Birth of an Industry
Ozark Poultry and Egg Co., Fayetteville, late 1910s. Ann Wiggans Sugg Collection (S-93-18-16)
When Melvin L. Price formed the Ozark Poultry and Egg Co. in Fayetteville in 1915, he realized that the quality of local poultry and eggs was poor. He worked to improve breeding stock by swapping out his suppliers’ inferior roosters and turkeys with new, better birds. At first, he shipped live birds to market by rail, later adding processed birds—chickens which had been killed, cleaned, and made ready for consumers.
About the same time a few farmers in Cave Springs used their slow winter months to grow broilers, young birds weighing two-and-a-half to three-and-a-half pounds. Their interest was spurred by Edith Glover Bagby, who hatched a few eggs in an incubator. After raising the birds, she sold them at a profit. In 1919 Edith’s husband Earl Bagby, her father J. J. Glover, and Dave Boyd shipped a railroad carload of live birds to Chicago, receiving about $1.04 per bird.
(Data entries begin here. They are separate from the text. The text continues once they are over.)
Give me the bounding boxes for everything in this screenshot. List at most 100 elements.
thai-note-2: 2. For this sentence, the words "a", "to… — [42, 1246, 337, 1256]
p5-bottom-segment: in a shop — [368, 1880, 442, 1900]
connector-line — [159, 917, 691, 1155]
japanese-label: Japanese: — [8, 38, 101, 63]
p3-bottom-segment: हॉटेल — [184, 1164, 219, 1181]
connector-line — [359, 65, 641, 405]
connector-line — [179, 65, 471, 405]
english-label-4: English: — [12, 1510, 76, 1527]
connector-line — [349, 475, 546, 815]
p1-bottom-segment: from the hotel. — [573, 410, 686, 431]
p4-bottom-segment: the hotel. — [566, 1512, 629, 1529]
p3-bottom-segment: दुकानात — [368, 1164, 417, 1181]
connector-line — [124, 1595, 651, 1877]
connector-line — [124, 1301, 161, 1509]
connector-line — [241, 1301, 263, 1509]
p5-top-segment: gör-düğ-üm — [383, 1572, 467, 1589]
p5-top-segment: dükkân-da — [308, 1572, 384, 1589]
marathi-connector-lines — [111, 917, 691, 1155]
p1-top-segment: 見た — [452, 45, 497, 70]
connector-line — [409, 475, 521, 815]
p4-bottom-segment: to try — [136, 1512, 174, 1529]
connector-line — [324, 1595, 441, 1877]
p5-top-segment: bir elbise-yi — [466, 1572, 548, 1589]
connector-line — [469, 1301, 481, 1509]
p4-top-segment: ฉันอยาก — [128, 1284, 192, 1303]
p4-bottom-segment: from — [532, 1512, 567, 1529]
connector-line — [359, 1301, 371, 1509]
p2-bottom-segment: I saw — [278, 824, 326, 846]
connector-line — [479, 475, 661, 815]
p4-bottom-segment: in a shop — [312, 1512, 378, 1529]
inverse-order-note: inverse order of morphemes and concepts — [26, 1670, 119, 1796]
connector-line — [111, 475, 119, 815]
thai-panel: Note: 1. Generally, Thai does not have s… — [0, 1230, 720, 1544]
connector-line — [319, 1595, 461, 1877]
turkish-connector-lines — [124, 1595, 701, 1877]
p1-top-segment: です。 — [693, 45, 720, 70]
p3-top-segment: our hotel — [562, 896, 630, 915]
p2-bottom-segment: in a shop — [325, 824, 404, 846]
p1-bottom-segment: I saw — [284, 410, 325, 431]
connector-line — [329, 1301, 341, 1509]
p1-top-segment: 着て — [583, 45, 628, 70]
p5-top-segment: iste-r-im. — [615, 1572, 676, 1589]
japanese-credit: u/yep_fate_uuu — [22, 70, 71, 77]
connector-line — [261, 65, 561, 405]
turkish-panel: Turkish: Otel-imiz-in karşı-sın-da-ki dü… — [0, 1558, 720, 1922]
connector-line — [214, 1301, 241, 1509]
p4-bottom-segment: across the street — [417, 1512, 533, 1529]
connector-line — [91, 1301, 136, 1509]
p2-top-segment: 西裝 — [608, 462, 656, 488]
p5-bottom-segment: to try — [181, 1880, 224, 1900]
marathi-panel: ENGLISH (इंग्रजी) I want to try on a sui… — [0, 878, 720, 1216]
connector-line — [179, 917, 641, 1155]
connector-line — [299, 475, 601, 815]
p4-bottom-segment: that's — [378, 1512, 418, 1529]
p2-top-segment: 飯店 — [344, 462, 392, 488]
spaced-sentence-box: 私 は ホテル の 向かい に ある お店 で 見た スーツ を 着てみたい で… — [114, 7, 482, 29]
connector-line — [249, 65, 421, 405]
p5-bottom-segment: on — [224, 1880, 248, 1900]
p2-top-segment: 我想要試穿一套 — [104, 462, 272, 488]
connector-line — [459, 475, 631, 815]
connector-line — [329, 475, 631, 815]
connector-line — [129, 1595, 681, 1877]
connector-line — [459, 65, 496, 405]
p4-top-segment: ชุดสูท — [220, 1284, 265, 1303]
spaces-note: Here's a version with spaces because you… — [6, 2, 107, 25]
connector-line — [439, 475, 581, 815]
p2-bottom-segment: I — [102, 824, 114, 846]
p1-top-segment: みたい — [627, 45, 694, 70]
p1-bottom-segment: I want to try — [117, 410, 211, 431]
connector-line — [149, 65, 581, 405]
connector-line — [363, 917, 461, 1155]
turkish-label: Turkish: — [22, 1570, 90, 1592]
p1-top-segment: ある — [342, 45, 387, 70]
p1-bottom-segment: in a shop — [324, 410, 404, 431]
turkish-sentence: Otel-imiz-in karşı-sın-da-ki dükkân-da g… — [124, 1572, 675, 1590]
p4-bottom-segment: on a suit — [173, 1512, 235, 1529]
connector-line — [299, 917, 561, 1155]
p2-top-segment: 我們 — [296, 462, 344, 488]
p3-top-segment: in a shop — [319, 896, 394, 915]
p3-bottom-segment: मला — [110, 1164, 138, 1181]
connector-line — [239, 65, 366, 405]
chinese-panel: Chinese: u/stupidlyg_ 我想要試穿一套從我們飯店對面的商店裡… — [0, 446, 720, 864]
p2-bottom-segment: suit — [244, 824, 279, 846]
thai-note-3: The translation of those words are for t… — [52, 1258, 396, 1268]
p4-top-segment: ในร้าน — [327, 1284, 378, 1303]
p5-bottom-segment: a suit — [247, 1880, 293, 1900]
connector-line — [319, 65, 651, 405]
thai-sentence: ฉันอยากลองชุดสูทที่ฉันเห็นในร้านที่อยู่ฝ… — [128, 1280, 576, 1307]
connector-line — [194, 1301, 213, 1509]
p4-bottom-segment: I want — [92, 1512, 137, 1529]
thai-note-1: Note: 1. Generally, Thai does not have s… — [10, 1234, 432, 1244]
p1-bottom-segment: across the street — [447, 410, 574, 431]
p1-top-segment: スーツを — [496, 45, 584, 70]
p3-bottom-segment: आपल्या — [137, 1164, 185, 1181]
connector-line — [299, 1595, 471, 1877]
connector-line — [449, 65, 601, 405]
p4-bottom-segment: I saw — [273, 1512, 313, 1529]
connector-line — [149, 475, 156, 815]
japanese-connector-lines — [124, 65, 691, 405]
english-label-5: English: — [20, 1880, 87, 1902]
Area farmers took note of their success.
When Jeff Brown of Springdale had trouble with his fruit crop, he turned to raising broilers in 1921. Over the next few years, he perfected his hatching and feeding techniques. In 1929 he convinced First National Bank of Springdale to lend him the money to start the Springdale Electric Hatchery, complete with an electrically heated, 10,000-egg-capacity commercial incubator. To ensure quality chicks, he became a licensed poultry inspector, which allowed him to blood-test his flocks for infection and disease.